One more comment. The method of obtaining the date and time in separate calls to the OS has bit me in the past - if you happen to do it within a few milliseconds before midnight, the date and time returned could be from different days, resulting in a combination nearly 24 hours obsolete... Two methods available to fix this, one a lot more elaborate than would suit an alias: get date, get time, get date again - if dates mismatch, get time again. The other is to use the single call made obtaining _DATETIME, and editing its value into the format you want, along the lines (NOT TESTED!!!):
alias dd=`SET z=%_datetime %+ MD "%@instr[0,4,%z]-%@instr[4,2,%z]-%@instr[6,2,%z] %@instr[8,2,%z].%@instr[10,2,%z].%@instr[12,2,%z]"`
BTW, you can force _date and _time to return data in the format you want by setting the registry format for short date and time, either temporarily (for the execution of the MD command), or permanently.
--
HTH, Steve
Ooppps not surprised the first one gives an error ... the _time variable does not belong
there sorry! Chuck
Time is ignored!

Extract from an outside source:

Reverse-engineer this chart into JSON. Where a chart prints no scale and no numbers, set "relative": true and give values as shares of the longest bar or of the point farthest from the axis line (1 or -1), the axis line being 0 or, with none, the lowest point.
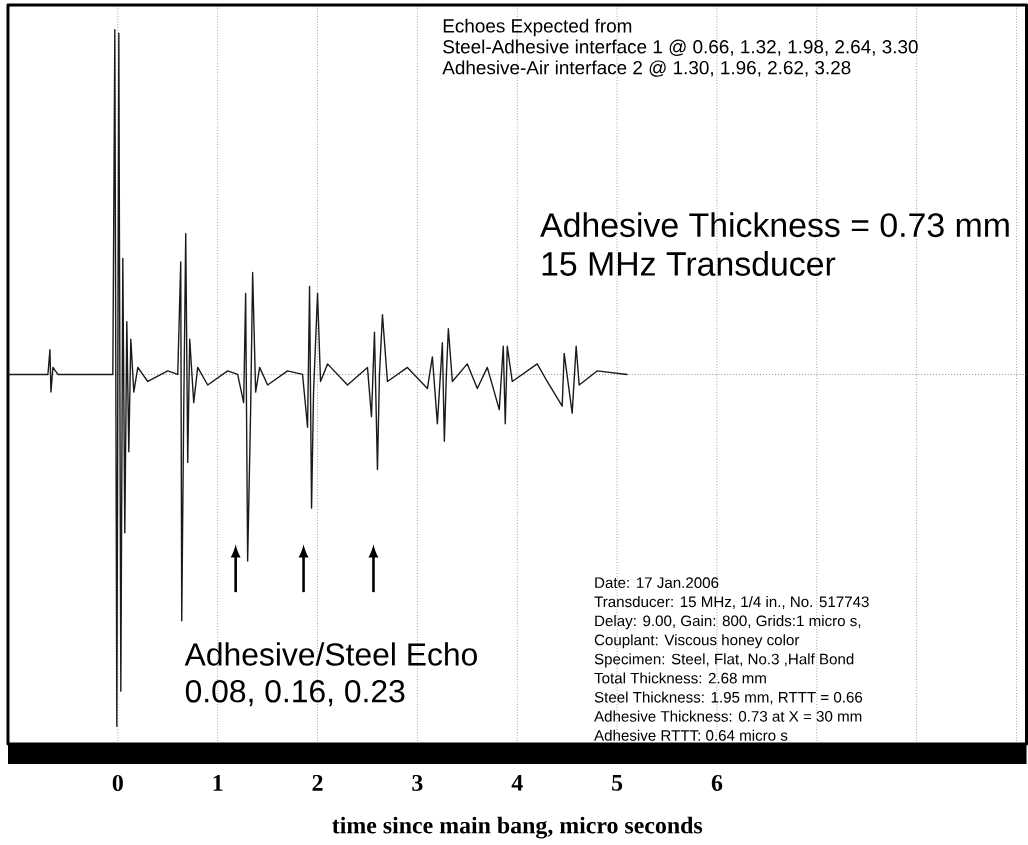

In dd2
: -----Original Message-----
: Subject: RE: [Support-t-3331] Re: Make a folder named Date-Time
:
: Of these two, the first still gave me errors (10 second pause), but the second one
worked fine.
:
: dd2=Md "%@date[%_date %_time]
: dd3=Md "%@replace[/,-,%_date] %@replace[:,.,%_time]"
:
: Thanks,
: Charles
I don't know if any of your issues are related to not having backquotes
around your alias definition.
For example, these two definitions will yield different results:
alias mdd1=`Md "%@replace[/,-,%_date] %@replace[:,.,%_time]"`
alias mdd2=Md "%@replace[/,-,%_date] %@replace[:,.,%_time]"
alias
mdd1=Md "%@replace[/,-,%_date] %@replace[:,.,%_time]"

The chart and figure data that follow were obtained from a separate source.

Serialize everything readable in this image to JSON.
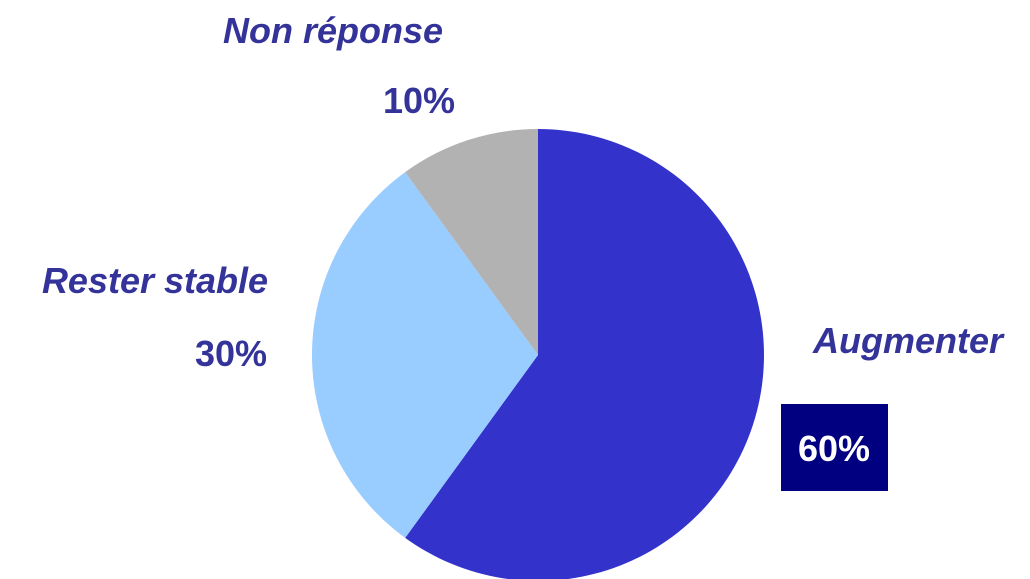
{
  "chart_data": {
    "type": "pie",
    "categories": [
      "Augmenter",
      "Non réponse",
      "Rester stable"
    ],
    "values": [
      60,
      10,
      30
    ],
    "value_labels": [
      "60%",
      "10%",
      "30%"
    ],
    "colors": [
      "#3333CC",
      "#B2B2B2",
      "#99CCFF"
    ],
    "label_color": "#333399",
    "highlight_box_color": "#000080",
    "highlight_text_color": "#ffffff",
    "start": "12 o'clock",
    "direction": "clockwise"
  }
}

mdd2=Md "11-02-11 10.53.51"
-Scott
Ooppps not surprised the first one gives an error ... the _time variable
does not belong
there sorry! Chuck
Time is ignored! In dd2
: -----Original Message-----
: Subject: RE: [Support-t-3331] Re: Make a folder named Date-Time
:
: Of these two, the first still gave me errors (10 second pause), but the
second one
worked fine.
:
: dd2=Md "%@date[%_date %_time]
: dd3=Md "%@replace[/,-,%_date] %@replace[:,.,%_time]"
:
: Thanks,
: Charles
Hello Steve,I only reference _date/_isodate, _hour, and _minute individually to obtain the current date and time if I can guarantee that midnight cannot occur between the first and last reference. Otherwise I always use a single access to the system clock, usually via _datetime, and if I need the individual elements I use @instr[] on the string returned:
set now=%_datetime
set foldername="%@instr[2,2,%now]-%@instr[2,2,%now]-%@instr[4,2,%now] %@instr[6,2,%now]-%@instr[8,2,%now]"

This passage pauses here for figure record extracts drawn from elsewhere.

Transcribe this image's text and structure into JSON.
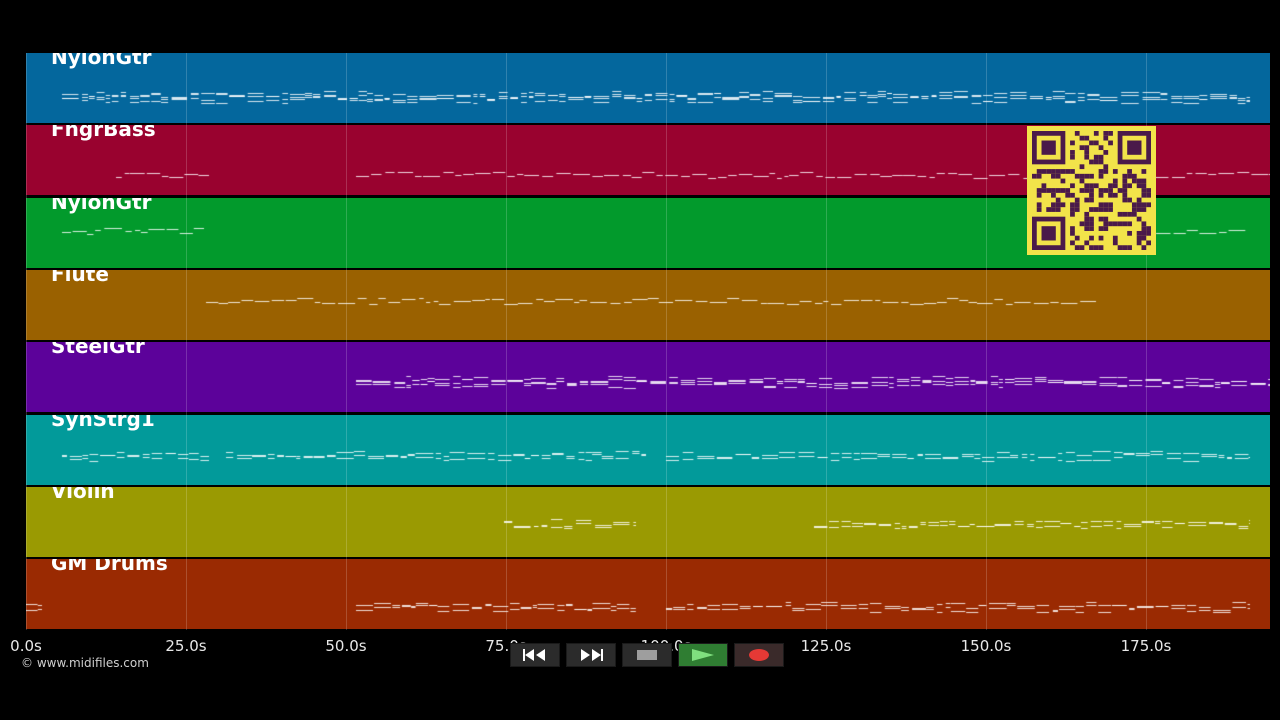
{
  "tracks": [
    {
      "label": "NylonGtr",
      "color": "#04679d"
    },
    {
      "label": "FngrBass",
      "color": "#99022f"
    },
    {
      "label": "NylonGtr",
      "color": "#029a2c"
    },
    {
      "label": "Flute",
      "color": "#9a6100"
    },
    {
      "label": "SteelGtr",
      "color": "#5c029a"
    },
    {
      "label": "SynStrg1",
      "color": "#029a9a"
    },
    {
      "label": "Violin",
      "color": "#9a9a02"
    },
    {
      "label": "GM Drums",
      "color": "#9a2a02"
    }
  ],
  "timeline": {
    "ticks": [
      "0.0s",
      "25.0s",
      "50.0s",
      "75.0s",
      "100.0s",
      "125.0s",
      "150.0s",
      "175.0s"
    ]
  },
  "copyright": "© www.midifiles.com",
  "controls": {
    "rewind": "rewind-icon",
    "fast_forward": "fast-forward-icon",
    "stop": "stop-icon",
    "play": "play-icon",
    "record": "record-icon"
  },
  "colors": {
    "background": "#000000",
    "qr_background": "#f2e34a",
    "qr_foreground": "#4a1a4a",
    "play_button": "#2f7d32",
    "record_dot": "#e53935"
  }
}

to generate a name in which the date (using 2-digit year) and time (using hyphen between hours and minutes, no seconds) are separated by a single space. For my own use, I typically use NO separators, which makes it much simpler; to avoid very large directories (e.g. the parent directory of all these folders) I typically break it into a hierarchy - for frequent items (e.g., pictures of events) I make year+month one level, and day+time a lower level. For less frequent items (e.g., monthly bills) year is the higher level.